I send Mr Franklin such resolutions as refer to general objects, which may be of use to you in conducting your negotiations, presuming that he will communicate freely with you. There will be no necessity while you are together of multiplying them with respect to our affairs here; they have undergone no change. The number of resolutions passed by Congress and the different States, (copies of which have been transmitted to our Ministers) serve to show the fixed and unalterable determination of the rulers and the people on this side of the water, to adhere inviolably to their engagements. This will, I hope, open the eyes of the British, and show them the vanity of expecting to dissolve a confederacy, which is founded in mutual interest and honor.
With respect to intelligence, we have little of importance. The army is gone into winter quarters. The fleet, under the command of the Marquis de Vaudreuil, still remains at Boston. Fourteen sail of the line and eight frigates left New York the 26th ultimo. We have yet no account of the evacuation of Charleston, though we have long expected it. I cannot turn my eyes to that quarter, without offering you my sincerest condolence on the untimely death of the gallant Colonel Laurens. It is not easy for those who knew his value to offer consolation. When time shall have turned the keen edge of your afflictions, you may find some mitigation of it in the cause and manner of his death, in the services he has rendered his country, and in the honor which he reflects on all who were connected with him.
I am, Sir, with respect and esteem, &c.
TO LORD CORNWALLIS.
Paris, December 9th, 1782.
My Lord,
Often, since the 31st of May last, your Lordship must have charged me with want of decency and good manners, for a seeming delinquency to an address of that date, which your Lordship intended to honor me with. The bare apprehension has added to my unhappiness, notwithstanding my feelings of assurance that your Lordship will acquit me upon the instant of being informed, that only a few minutes have passed since Mr Oswald called upon me with the letter, and an apology for having mislaid and detained it so long.
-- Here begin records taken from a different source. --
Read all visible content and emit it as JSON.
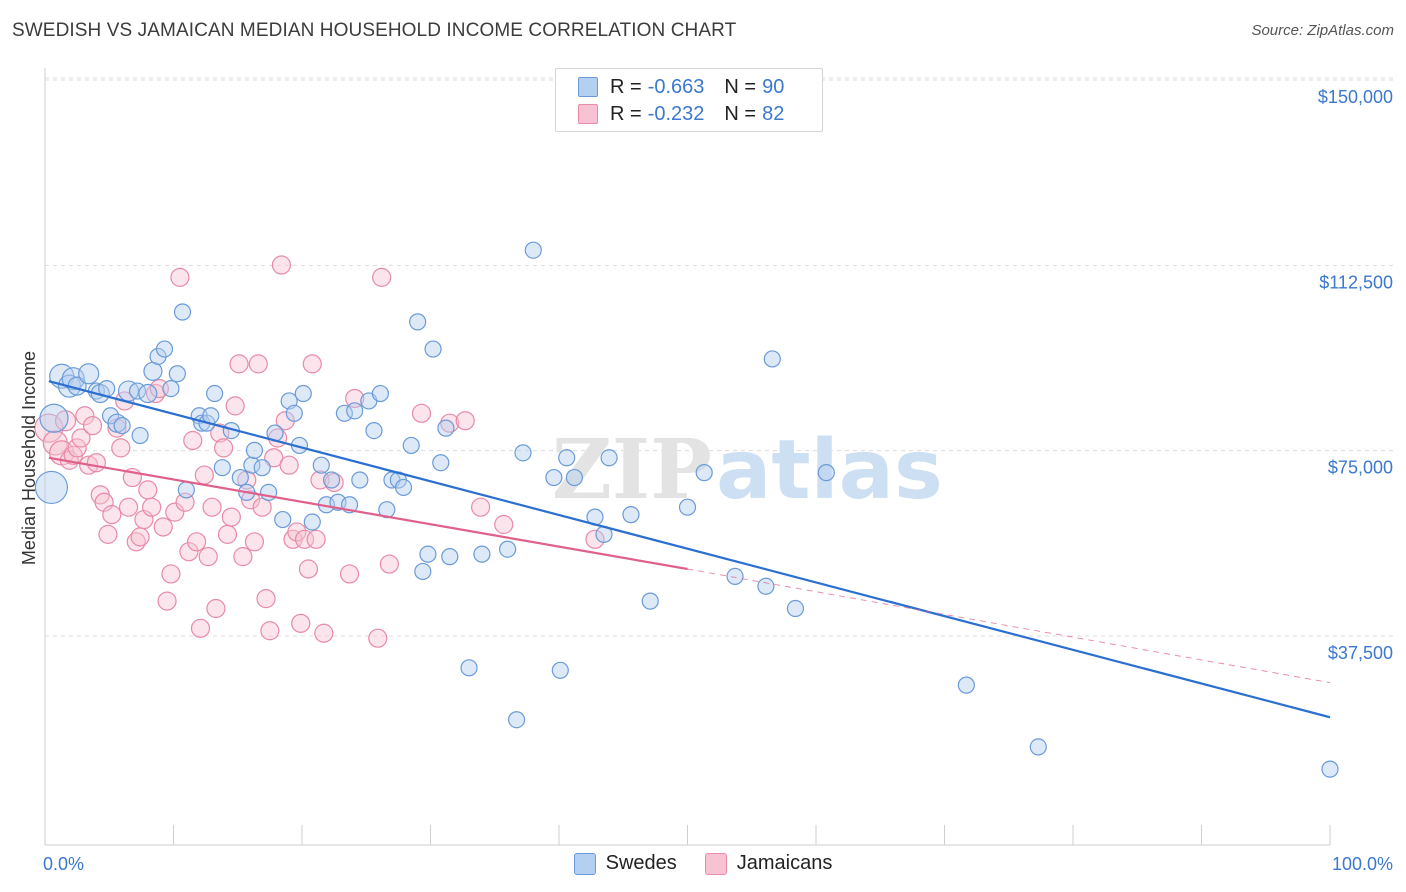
{
  "header": {
    "title": "SWEDISH VS JAMAICAN MEDIAN HOUSEHOLD INCOME CORRELATION CHART",
    "source": "Source: ZipAtlas.com"
  },
  "watermark": {
    "zip": "ZIP",
    "atlas": "atlas"
  },
  "legend": {
    "rows": [
      {
        "r_label": "R =",
        "r_value": "-0.663",
        "n_label": "N =",
        "n_value": "90"
      },
      {
        "r_label": "R =",
        "r_value": "-0.232",
        "n_label": "N =",
        "n_value": "82"
      }
    ]
  },
  "colors": {
    "swedes_fill": "#b5cff0",
    "swedes_stroke": "#6a9bd8",
    "swedes_line": "#2b6fd0",
    "jamaicans_fill": "#f7c3d2",
    "jamaicans_stroke": "#e88aa8",
    "jamaicans_line": "#e0608c",
    "grid": "#dcdcdc",
    "tick_label": "#3b78d0"
  },
  "chart_data": {
    "type": "scatter",
    "title": "SWEDISH VS JAMAICAN MEDIAN HOUSEHOLD INCOME CORRELATION CHART",
    "xlabel": "",
    "ylabel": "Median Household Income",
    "xlim": [
      0,
      100
    ],
    "ylim": [
      0,
      155000
    ],
    "x_tick_labels": [
      "0.0%",
      "100.0%"
    ],
    "y_ticks": [
      37500,
      75000,
      112500,
      150000
    ],
    "y_tick_labels": [
      "$37,500",
      "$75,000",
      "$112,500",
      "$150,000"
    ],
    "grid": true,
    "legend_position": "top-center and bottom",
    "series": [
      {
        "name": "Swedes",
        "r": -0.663,
        "n": 90,
        "trend": {
          "x0": 0.3,
          "y0": 92500,
          "x1": 100,
          "y1": 24500
        },
        "points": [
          [
            0.5,
            71000,
            16
          ],
          [
            0.7,
            85000,
            14
          ],
          [
            1.3,
            93500,
            12
          ],
          [
            1.9,
            91500,
            11
          ],
          [
            2.2,
            93000,
            11
          ],
          [
            2.5,
            91500,
            9
          ],
          [
            3.4,
            94000,
            10
          ],
          [
            4.0,
            90500,
            8
          ],
          [
            4.3,
            90000,
            9
          ],
          [
            4.8,
            91000,
            8
          ],
          [
            5.1,
            85500,
            8
          ],
          [
            5.6,
            84000,
            9
          ],
          [
            6.0,
            83500,
            8
          ],
          [
            6.5,
            90500,
            10
          ],
          [
            7.2,
            90500,
            8
          ],
          [
            7.4,
            81500,
            8
          ],
          [
            8.0,
            90000,
            9
          ],
          [
            8.4,
            94500,
            9
          ],
          [
            8.8,
            97500,
            8
          ],
          [
            9.3,
            99000,
            8
          ],
          [
            9.8,
            91000,
            8
          ],
          [
            10.3,
            94000,
            8
          ],
          [
            10.7,
            106500,
            8
          ],
          [
            11.0,
            70500,
            8
          ],
          [
            12.0,
            85500,
            8
          ],
          [
            12.2,
            84000,
            8
          ],
          [
            12.6,
            84000,
            8
          ],
          [
            12.9,
            85500,
            8
          ],
          [
            13.2,
            90000,
            8
          ],
          [
            13.8,
            75000,
            8
          ],
          [
            14.5,
            82500,
            8
          ],
          [
            15.2,
            73000,
            8
          ],
          [
            15.7,
            70000,
            8
          ],
          [
            16.1,
            75500,
            8
          ],
          [
            16.3,
            78500,
            8
          ],
          [
            16.9,
            75000,
            8
          ],
          [
            17.4,
            70000,
            8
          ],
          [
            17.9,
            82000,
            8
          ],
          [
            18.5,
            64500,
            8
          ],
          [
            19.0,
            88500,
            8
          ],
          [
            19.4,
            86000,
            8
          ],
          [
            19.8,
            79500,
            8
          ],
          [
            20.1,
            90000,
            8
          ],
          [
            20.8,
            64000,
            8
          ],
          [
            21.5,
            75500,
            8
          ],
          [
            21.9,
            67500,
            8
          ],
          [
            22.3,
            72500,
            8
          ],
          [
            22.8,
            68000,
            8
          ],
          [
            23.3,
            86000,
            8
          ],
          [
            23.7,
            67500,
            8
          ],
          [
            24.1,
            86500,
            8
          ],
          [
            24.5,
            72500,
            8
          ],
          [
            25.2,
            88500,
            8
          ],
          [
            25.6,
            82500,
            8
          ],
          [
            26.1,
            90000,
            8
          ],
          [
            26.6,
            66500,
            8
          ],
          [
            27.0,
            72500,
            8
          ],
          [
            27.5,
            72500,
            8
          ],
          [
            27.9,
            71000,
            8
          ],
          [
            28.5,
            79500,
            8
          ],
          [
            29.0,
            104500,
            8
          ],
          [
            29.4,
            54000,
            8
          ],
          [
            29.8,
            57500,
            8
          ],
          [
            30.2,
            99000,
            8
          ],
          [
            30.8,
            76000,
            8
          ],
          [
            31.2,
            83000,
            8
          ],
          [
            31.5,
            57000,
            8
          ],
          [
            33.0,
            34500,
            8
          ],
          [
            34.0,
            57500,
            8
          ],
          [
            36.0,
            58500,
            8
          ],
          [
            36.7,
            24000,
            8
          ],
          [
            37.2,
            78000,
            8
          ],
          [
            38.0,
            119000,
            8
          ],
          [
            39.6,
            73000,
            8
          ],
          [
            40.1,
            34000,
            8
          ],
          [
            40.6,
            77000,
            8
          ],
          [
            41.2,
            73000,
            8
          ],
          [
            42.8,
            65000,
            8
          ],
          [
            43.5,
            61500,
            8
          ],
          [
            43.9,
            77000,
            8
          ],
          [
            45.6,
            65500,
            8
          ],
          [
            47.1,
            48000,
            8
          ],
          [
            50.0,
            67000,
            8
          ],
          [
            51.3,
            74000,
            8
          ],
          [
            53.7,
            53000,
            8
          ],
          [
            56.1,
            51000,
            8
          ],
          [
            56.6,
            97000,
            8
          ],
          [
            58.4,
            46500,
            8
          ],
          [
            60.8,
            74000,
            8
          ],
          [
            71.7,
            31000,
            8
          ],
          [
            77.3,
            18500,
            8
          ],
          [
            100.0,
            14000,
            8
          ]
        ]
      },
      {
        "name": "Jamaicans",
        "r": -0.232,
        "n": 82,
        "trend": {
          "x0": 0.3,
          "y0": 77000,
          "x1": 50,
          "y1": 54500
        },
        "trend_extension": {
          "x0": 50,
          "y0": 54500,
          "x1": 100,
          "y1": 31500
        },
        "points": [
          [
            0.3,
            83000,
            14
          ],
          [
            0.8,
            80000,
            12
          ],
          [
            1.3,
            78000,
            12
          ],
          [
            1.6,
            84500,
            10
          ],
          [
            1.9,
            76500,
            9
          ],
          [
            2.2,
            77500,
            9
          ],
          [
            2.5,
            79000,
            9
          ],
          [
            2.8,
            81000,
            9
          ],
          [
            3.1,
            85500,
            9
          ],
          [
            3.4,
            75500,
            9
          ],
          [
            3.7,
            83500,
            9
          ],
          [
            4.0,
            76000,
            9
          ],
          [
            4.3,
            69500,
            9
          ],
          [
            4.6,
            68000,
            9
          ],
          [
            4.9,
            61500,
            9
          ],
          [
            5.2,
            65500,
            9
          ],
          [
            5.6,
            83000,
            9
          ],
          [
            5.9,
            79000,
            9
          ],
          [
            6.2,
            88500,
            9
          ],
          [
            6.5,
            67000,
            9
          ],
          [
            6.8,
            73000,
            9
          ],
          [
            7.1,
            60000,
            9
          ],
          [
            7.4,
            61000,
            9
          ],
          [
            7.7,
            64500,
            9
          ],
          [
            8.0,
            70500,
            9
          ],
          [
            8.3,
            67000,
            9
          ],
          [
            8.6,
            90000,
            9
          ],
          [
            8.9,
            91000,
            9
          ],
          [
            9.2,
            63000,
            9
          ],
          [
            9.5,
            48000,
            9
          ],
          [
            9.8,
            53500,
            9
          ],
          [
            10.1,
            66000,
            9
          ],
          [
            10.5,
            113500,
            9
          ],
          [
            10.9,
            68000,
            9
          ],
          [
            11.2,
            58000,
            9
          ],
          [
            11.5,
            80500,
            9
          ],
          [
            11.8,
            60000,
            9
          ],
          [
            12.1,
            42500,
            9
          ],
          [
            12.4,
            73500,
            9
          ],
          [
            12.7,
            57000,
            9
          ],
          [
            13.0,
            67000,
            9
          ],
          [
            13.3,
            46500,
            9
          ],
          [
            13.6,
            82000,
            9
          ],
          [
            13.9,
            79000,
            9
          ],
          [
            14.2,
            61500,
            9
          ],
          [
            14.5,
            65000,
            9
          ],
          [
            14.8,
            87500,
            9
          ],
          [
            15.1,
            96000,
            9
          ],
          [
            15.4,
            57000,
            9
          ],
          [
            15.7,
            72500,
            9
          ],
          [
            16.0,
            68500,
            9
          ],
          [
            16.3,
            60000,
            9
          ],
          [
            16.6,
            96000,
            9
          ],
          [
            16.9,
            67000,
            9
          ],
          [
            17.2,
            48500,
            9
          ],
          [
            17.5,
            42000,
            9
          ],
          [
            17.8,
            77000,
            9
          ],
          [
            18.1,
            81000,
            9
          ],
          [
            18.4,
            116000,
            9
          ],
          [
            18.7,
            84500,
            9
          ],
          [
            19.0,
            75500,
            9
          ],
          [
            19.3,
            60500,
            9
          ],
          [
            19.6,
            62000,
            9
          ],
          [
            19.9,
            43500,
            9
          ],
          [
            20.2,
            60500,
            9
          ],
          [
            20.5,
            54500,
            9
          ],
          [
            20.8,
            96000,
            9
          ],
          [
            21.1,
            60500,
            9
          ],
          [
            21.4,
            72500,
            9
          ],
          [
            21.7,
            41500,
            9
          ],
          [
            22.5,
            72000,
            9
          ],
          [
            23.7,
            53500,
            9
          ],
          [
            24.1,
            89000,
            9
          ],
          [
            25.9,
            40500,
            9
          ],
          [
            26.2,
            113500,
            9
          ],
          [
            26.8,
            55500,
            9
          ],
          [
            29.3,
            86000,
            9
          ],
          [
            31.5,
            84000,
            9
          ],
          [
            32.7,
            84500,
            9
          ],
          [
            33.9,
            67000,
            9
          ],
          [
            35.7,
            63500,
            9
          ],
          [
            42.8,
            60500,
            9
          ]
        ]
      }
    ]
  },
  "bottom_legend": {
    "swedes": "Swedes",
    "jamaicans": "Jamaicans"
  }
}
Believe me, my Lord, though I was at a distance from Passy, I was not unmindful of accomplishing your Lordship’s release from parole, in exchange for my discharge. My feelings on that occasion were always alive. I was never satisfied with my own enlargement, till I had written pressingly to Doctor Franklin, and had finally delivered my opinion upon an appeal from the Doctor, intimating that he would do “what I should think best.” Without a moment’s hesitation, I signified my ideas, both of the expediency and necessity of satisfying the well grounded expectations of the British Ministry. Your Lordship will find that the release followed, or that it was the consequence of previous applications on my part, and of Mr Oswald’s assurance that an exchange was expected, that he himself had treated with me while I was a prisoner in the Tower of London for that purpose, by desire of the Administration, a fact, to which many others might be added, confronting an assertion respecting this affair, in a late letter from the British Commissioners at New York to General Washington. The assertion in that letter did great violence to candor, but as I am sure your Lordship could not possibly have been privy to the ground of that transaction, I forbear to enlarge upon the subject. Nor do I mean to touch the veracity of the Commissioners, who no doubt wrote as they had been instructed. Even the instruction, I charitably hope, was rather the effect of inadvertency than of premeditated detour.